The following is a summary of the types of professionals that usually treat panic disorder:
Psychiatrists are physicians who specialize in treating psychiatric conditions. Training for these professionals includes a residency lasing several years that focuses on the treatment of emotional disorders. A psychiatrist will have the acronym, “MD” or “DO” after his or her name. MD refers to a Doctor of Medicine and DO refers to a Doctor of Osteopathic Medicine. Both must complete rigorous studies, pass comparable state licensing examinations and are able to perform the same procedures within their specialty. Psychiatrists are able to prescribe medicine and provide a variety of psychological therapies to treat panic disorder.
Psychologists are professionals who can provide individual, family and group therapy. They are also trained to do a variety of psychological testing. A psychologist that has a doctorate in his or her specialty will have the acronym, PhD or PsyD after his or her name. Although psychologists may use the term “doctor” before their name, they are usually unable to prescribe medicine. Only two states, Louisiana and New Mexico, currently have legislation that allows clinical psychologists to prescribe medications.
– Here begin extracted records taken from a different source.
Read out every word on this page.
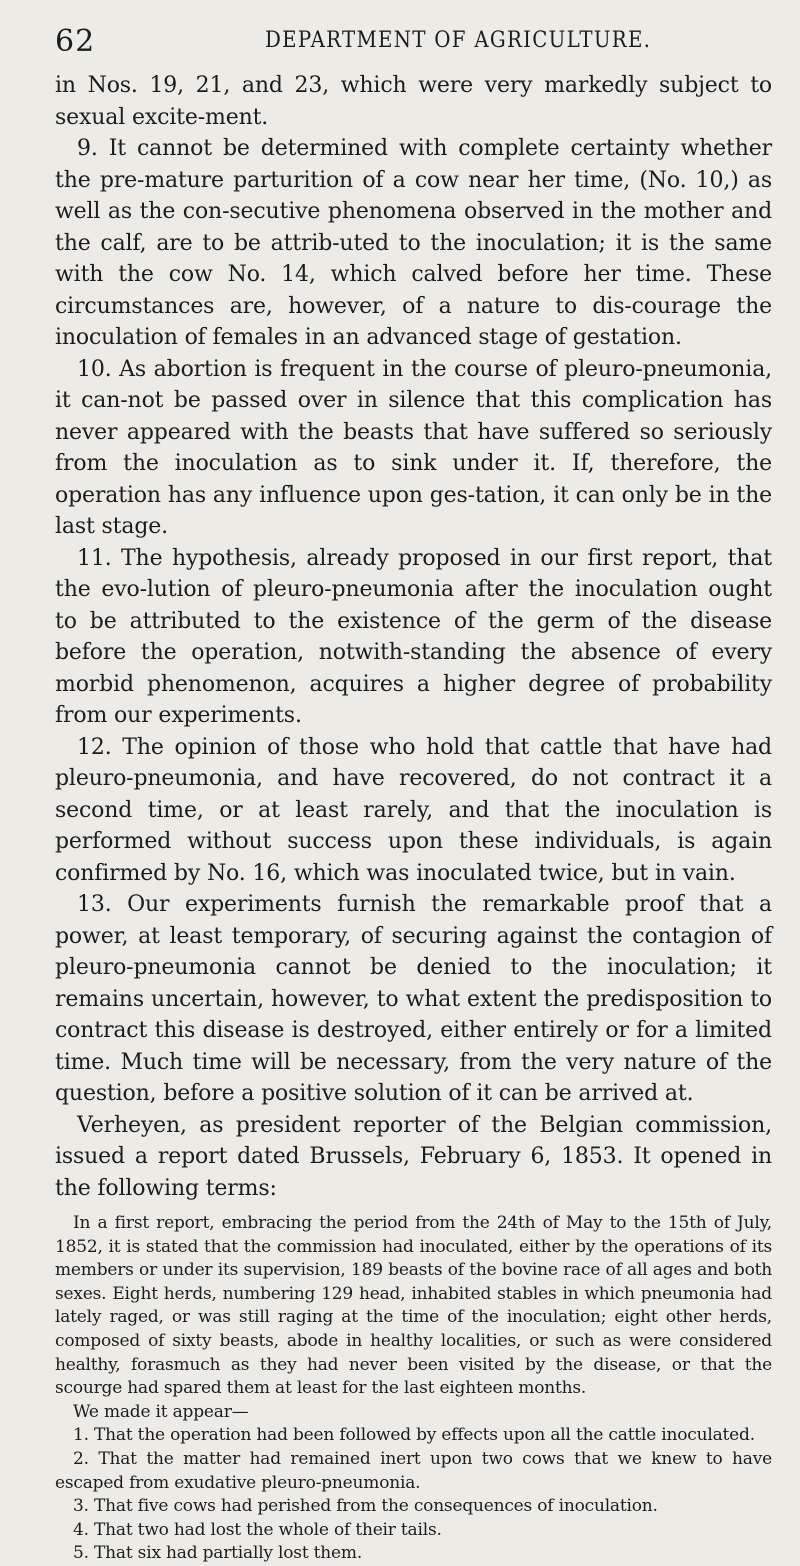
62	DEPARTMENT OF AGRICULTURE.

in Nos. 19, 21, and 23, which were very markedly subject to sexual excite-ment.

9. It cannot be determined with complete certainty whether the pre-mature parturition of a cow near her time, (No. 10,) as well as the con-secutive phenomena observed in the mother and the calf, are to be attrib-uted to the inoculation; it is the same with the cow No. 14, which calved before her time. These circumstances are, however, of a nature to dis-courage the inoculation of females in an advanced stage of gestation.

10. As abortion is frequent in the course of pleuro-pneumonia, it can-not be passed over in silence that this complication has never appeared with the beasts that have suffered so seriously from the inoculation as to sink under it. If, therefore, the operation has any influence upon ges-tation, it can only be in the last stage.

11. The hypothesis, already proposed in our first report, that the evo-lution of pleuro-pneumonia after the inoculation ought to be attributed to the existence of the germ of the disease before the operation, notwith-standing the absence of every morbid phenomenon, acquires a higher degree of probability from our experiments.

12. The opinion of those who hold that cattle that have had pleuro-pneumonia, and have recovered, do not contract it a second time, or at least rarely, and that the inoculation is performed without success upon these individuals, is again confirmed by No. 16, which was inoculated twice, but in vain.

13. Our experiments furnish the remarkable proof that a power, at least temporary, of securing against the contagion of pleuro-pneumonia cannot be denied to the inoculation; it remains uncertain, however, to what extent the predisposition to contract this disease is destroyed, either entirely or for a limited time. Much time will be necessary, from the very nature of the question, before a positive solution of it can be arrived at.

Verheyen, as president reporter of the Belgian commission, issued a report dated Brussels, February 6, 1853. It opened in the following terms:

In a first report, embracing the period from the 24th of May to the 15th of July, 1852, it is stated that the commission had inoculated, either by the operations of its members or under its supervision, 189 beasts of the bovine race of all ages and both sexes. Eight herds, numbering 129 head, inhabited stables in which pneumonia had lately raged, or was still raging at the time of the inoculation; eight other herds, composed of sixty beasts, abode in healthy localities, or such as were considered healthy, forasmuch as they had never been visited by the disease, or that the scourge had spared them at least for the last eighteen months.

We made it appear—

1. That the operation had been followed by effects upon all the cattle inoculated.

2. That the matter had remained inert upon two cows that we knew to have escaped from exudative pleuro-pneumonia.

3. That five cows had perished from the consequences of inoculation.

4. That two had lost the whole of their tails.

5. That six had partially lost them.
Licensed Counselors, Therapists and Social Workers
All states except California will allow licensure of professionals who have at least a master’s degree in a mental health related field. Master’s level professionals are trained to treat a variety of psychological illnesses using individual, family and group therapies. Licensure generally allows these professionals to accept insurance reimbursement.
The terms used to designate licensure of master’s level professionals vary by state. Commonly, these providers are designated by one of the following:
- Licensed Clinical Professional Counselor (LCPC)
- Licensed Professional Counselor (LPC)
- Licensed Mental Health Counselor (LMHC)
- Licensed Professional Mental Health Counselor (LPMHC)
- Licensed Clinical Social Worker (LCSW)
- Licensed Marriage and Family Therapist (LMFT)
Non-licensed professionals who treat panic disorder will usually have at least a master’s degree. Some of these providers may be certified, registered or working under the supervision of a licensed professional. Others may be fulfilling post-graduate experience under a licensed professional’s supervision in order to become qualified for state licensure. Your medical insurance company will probably not pay for non-licensed professionals.
While many providers have impressive titles and qualifications, it is important that you choose one who is experienced in treating anxiety disorders and with whom you feel comfortable. It may be helpful to ask yourself these questions:
- Do I trust my doctor or therapist?
- Do I believe my doctor or therapist is knowledgeable about panic disorder?
- Do I feel like I’m being heard and understood?
- Do I feel I can easily open up and talk to my doctor or therapist?
- Will I be able to get a hold of my treating provider if I have an after-hours emergency?
You may not “click” with your first choice, or even your second or third. But, don’t give up. It’s not uncommon to see several providers before you find one that you really feel comfortable with.